Osquery: Under the Hood
Eight years, 400 contributors, and 6,000 commits (and counting!) have gone into the development of osquery. It is a complex project, with performance and reliability guarantees that have enabled its deployment on millions of hosts across a variety of top companies. Want to learn more about the architecture of the system?
This look under the hood is intended for users who want to step up their osquery game, developers interested in contributing to osquery, or anyone who would like to learn from the architecture of a successful open source project.
For those new to osquery, it may be useful to start with Monitoring macOS hosts with osquery, which provides an introduction to how the project is actually used.
The promise of osquery is to serve up instrumentation data in a consistent fashion, enabling ordinary users to perform sophisticated analysis with a familiar SQL dialect. Osquery doesn’t just use SQLite syntax, the query engine is SQLite. Osquery gets all of the query parsing, optimization and execution functionality from SQLite, enabling the project to focus on finding the most relevant sources for instrumentation data.

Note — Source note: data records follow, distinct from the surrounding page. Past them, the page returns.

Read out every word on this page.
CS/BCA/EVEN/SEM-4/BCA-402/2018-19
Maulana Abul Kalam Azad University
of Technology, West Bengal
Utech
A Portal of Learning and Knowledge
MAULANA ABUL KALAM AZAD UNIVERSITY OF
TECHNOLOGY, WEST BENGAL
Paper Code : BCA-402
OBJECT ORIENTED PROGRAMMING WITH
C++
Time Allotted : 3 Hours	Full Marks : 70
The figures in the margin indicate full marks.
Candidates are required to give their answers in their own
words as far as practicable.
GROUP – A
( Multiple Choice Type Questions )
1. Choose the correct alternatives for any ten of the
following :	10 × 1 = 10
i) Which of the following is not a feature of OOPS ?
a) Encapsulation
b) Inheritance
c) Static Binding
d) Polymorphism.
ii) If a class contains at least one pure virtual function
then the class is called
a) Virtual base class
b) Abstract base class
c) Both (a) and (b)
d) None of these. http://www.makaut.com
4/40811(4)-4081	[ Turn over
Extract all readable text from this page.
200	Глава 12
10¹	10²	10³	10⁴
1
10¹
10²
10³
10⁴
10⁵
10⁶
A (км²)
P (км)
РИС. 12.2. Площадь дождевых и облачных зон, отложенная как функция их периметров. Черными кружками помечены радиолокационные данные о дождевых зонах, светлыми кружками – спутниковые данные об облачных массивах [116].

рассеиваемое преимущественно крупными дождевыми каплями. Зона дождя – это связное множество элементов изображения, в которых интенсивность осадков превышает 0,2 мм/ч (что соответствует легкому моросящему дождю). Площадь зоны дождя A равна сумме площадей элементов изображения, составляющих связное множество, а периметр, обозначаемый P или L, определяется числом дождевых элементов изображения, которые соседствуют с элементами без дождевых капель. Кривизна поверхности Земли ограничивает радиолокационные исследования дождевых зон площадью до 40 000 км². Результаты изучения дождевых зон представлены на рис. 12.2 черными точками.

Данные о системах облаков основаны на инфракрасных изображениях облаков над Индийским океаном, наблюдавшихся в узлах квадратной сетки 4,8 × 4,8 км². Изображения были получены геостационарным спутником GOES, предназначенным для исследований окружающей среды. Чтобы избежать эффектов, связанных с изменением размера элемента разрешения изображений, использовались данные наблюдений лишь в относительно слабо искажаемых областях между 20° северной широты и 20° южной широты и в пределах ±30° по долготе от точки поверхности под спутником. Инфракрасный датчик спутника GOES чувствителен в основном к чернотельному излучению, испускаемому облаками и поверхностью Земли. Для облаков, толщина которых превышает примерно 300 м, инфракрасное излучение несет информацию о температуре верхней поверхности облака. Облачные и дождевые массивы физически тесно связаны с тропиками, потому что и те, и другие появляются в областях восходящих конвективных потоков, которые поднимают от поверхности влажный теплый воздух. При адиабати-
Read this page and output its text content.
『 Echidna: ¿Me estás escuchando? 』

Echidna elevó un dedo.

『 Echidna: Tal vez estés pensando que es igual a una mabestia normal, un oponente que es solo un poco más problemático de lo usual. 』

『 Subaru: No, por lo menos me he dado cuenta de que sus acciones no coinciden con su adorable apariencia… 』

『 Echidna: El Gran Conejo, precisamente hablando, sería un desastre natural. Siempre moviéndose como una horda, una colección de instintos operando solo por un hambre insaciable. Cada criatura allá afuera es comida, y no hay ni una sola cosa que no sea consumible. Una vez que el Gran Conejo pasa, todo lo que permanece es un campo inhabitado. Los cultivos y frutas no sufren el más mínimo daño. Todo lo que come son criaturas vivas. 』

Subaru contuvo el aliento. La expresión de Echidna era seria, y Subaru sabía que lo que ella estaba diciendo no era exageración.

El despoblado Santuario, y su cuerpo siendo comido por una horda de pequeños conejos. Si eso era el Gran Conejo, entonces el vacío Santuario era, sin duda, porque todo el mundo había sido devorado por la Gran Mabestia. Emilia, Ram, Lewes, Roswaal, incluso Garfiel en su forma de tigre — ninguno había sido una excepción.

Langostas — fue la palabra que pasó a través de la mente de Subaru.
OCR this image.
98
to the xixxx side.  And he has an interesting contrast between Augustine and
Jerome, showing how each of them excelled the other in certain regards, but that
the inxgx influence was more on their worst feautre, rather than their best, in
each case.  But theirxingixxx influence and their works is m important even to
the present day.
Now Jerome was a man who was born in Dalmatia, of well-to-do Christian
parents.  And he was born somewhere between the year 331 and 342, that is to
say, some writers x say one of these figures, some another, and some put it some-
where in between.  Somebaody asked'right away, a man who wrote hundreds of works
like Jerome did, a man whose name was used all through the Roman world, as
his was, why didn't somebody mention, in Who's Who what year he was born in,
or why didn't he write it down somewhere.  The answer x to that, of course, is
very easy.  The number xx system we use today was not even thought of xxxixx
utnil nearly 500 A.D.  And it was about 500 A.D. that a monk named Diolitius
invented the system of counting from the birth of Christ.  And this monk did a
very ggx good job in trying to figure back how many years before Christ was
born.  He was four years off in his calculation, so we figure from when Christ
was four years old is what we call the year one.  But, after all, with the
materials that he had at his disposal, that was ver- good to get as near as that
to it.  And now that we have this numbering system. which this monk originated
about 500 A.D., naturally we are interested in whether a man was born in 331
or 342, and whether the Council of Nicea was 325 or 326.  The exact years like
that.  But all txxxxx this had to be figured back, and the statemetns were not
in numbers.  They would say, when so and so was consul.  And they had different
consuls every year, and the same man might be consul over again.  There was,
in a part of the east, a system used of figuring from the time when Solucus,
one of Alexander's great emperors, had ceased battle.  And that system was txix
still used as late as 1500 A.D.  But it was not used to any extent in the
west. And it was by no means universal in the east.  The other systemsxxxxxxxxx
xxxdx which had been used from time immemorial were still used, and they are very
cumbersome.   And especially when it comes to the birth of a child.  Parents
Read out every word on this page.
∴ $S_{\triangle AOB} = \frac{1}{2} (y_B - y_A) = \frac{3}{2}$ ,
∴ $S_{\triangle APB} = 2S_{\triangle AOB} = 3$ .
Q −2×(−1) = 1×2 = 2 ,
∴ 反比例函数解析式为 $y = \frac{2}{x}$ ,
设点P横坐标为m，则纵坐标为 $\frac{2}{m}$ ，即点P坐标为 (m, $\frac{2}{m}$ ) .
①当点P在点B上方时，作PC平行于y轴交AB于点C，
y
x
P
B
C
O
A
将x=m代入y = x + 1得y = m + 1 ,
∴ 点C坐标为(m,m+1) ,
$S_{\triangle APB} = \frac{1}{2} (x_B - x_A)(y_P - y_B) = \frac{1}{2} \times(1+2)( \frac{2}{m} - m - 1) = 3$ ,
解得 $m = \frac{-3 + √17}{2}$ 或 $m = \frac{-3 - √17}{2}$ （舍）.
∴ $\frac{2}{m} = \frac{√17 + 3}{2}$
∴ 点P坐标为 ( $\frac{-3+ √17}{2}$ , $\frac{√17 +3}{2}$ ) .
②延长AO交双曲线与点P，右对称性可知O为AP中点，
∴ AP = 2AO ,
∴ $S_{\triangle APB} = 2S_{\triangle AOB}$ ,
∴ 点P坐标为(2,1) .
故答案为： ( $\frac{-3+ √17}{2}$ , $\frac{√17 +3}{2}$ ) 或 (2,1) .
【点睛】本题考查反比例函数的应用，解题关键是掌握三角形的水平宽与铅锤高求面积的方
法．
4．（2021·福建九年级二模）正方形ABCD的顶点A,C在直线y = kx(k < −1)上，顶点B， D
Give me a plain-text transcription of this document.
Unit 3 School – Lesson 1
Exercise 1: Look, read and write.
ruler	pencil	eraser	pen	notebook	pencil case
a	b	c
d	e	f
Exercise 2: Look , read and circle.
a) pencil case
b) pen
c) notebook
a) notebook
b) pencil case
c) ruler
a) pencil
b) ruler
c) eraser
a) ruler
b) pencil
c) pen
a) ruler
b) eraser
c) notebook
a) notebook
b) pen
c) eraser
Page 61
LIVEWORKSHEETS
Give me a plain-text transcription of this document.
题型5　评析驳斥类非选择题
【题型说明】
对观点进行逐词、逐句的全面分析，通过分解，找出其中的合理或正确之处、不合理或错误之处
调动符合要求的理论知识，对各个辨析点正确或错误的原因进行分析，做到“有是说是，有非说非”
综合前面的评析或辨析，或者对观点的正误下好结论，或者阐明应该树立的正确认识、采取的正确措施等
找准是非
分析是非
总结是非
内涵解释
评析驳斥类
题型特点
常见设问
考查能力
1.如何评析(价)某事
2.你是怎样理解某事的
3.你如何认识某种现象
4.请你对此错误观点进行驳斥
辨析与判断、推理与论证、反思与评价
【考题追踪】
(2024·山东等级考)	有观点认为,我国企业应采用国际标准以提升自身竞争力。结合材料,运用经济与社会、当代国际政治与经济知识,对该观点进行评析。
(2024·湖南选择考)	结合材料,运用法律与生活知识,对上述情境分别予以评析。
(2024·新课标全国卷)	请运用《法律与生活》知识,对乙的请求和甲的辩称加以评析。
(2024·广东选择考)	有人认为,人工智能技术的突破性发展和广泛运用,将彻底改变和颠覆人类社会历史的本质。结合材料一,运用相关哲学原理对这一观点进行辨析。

Osquery doesn’t just use SQLite syntax, the query engine is SQLite.
It’s important to mention that, while osquery uses the SQLite query engine, it does not actually use SQLite for data storage. Most data is generated on-the-fly at query execution time through a concept we call “Virtual Tables”. Osquery does need to store some data on the host, and for this it uses an embedded RocksDB database (discussed later).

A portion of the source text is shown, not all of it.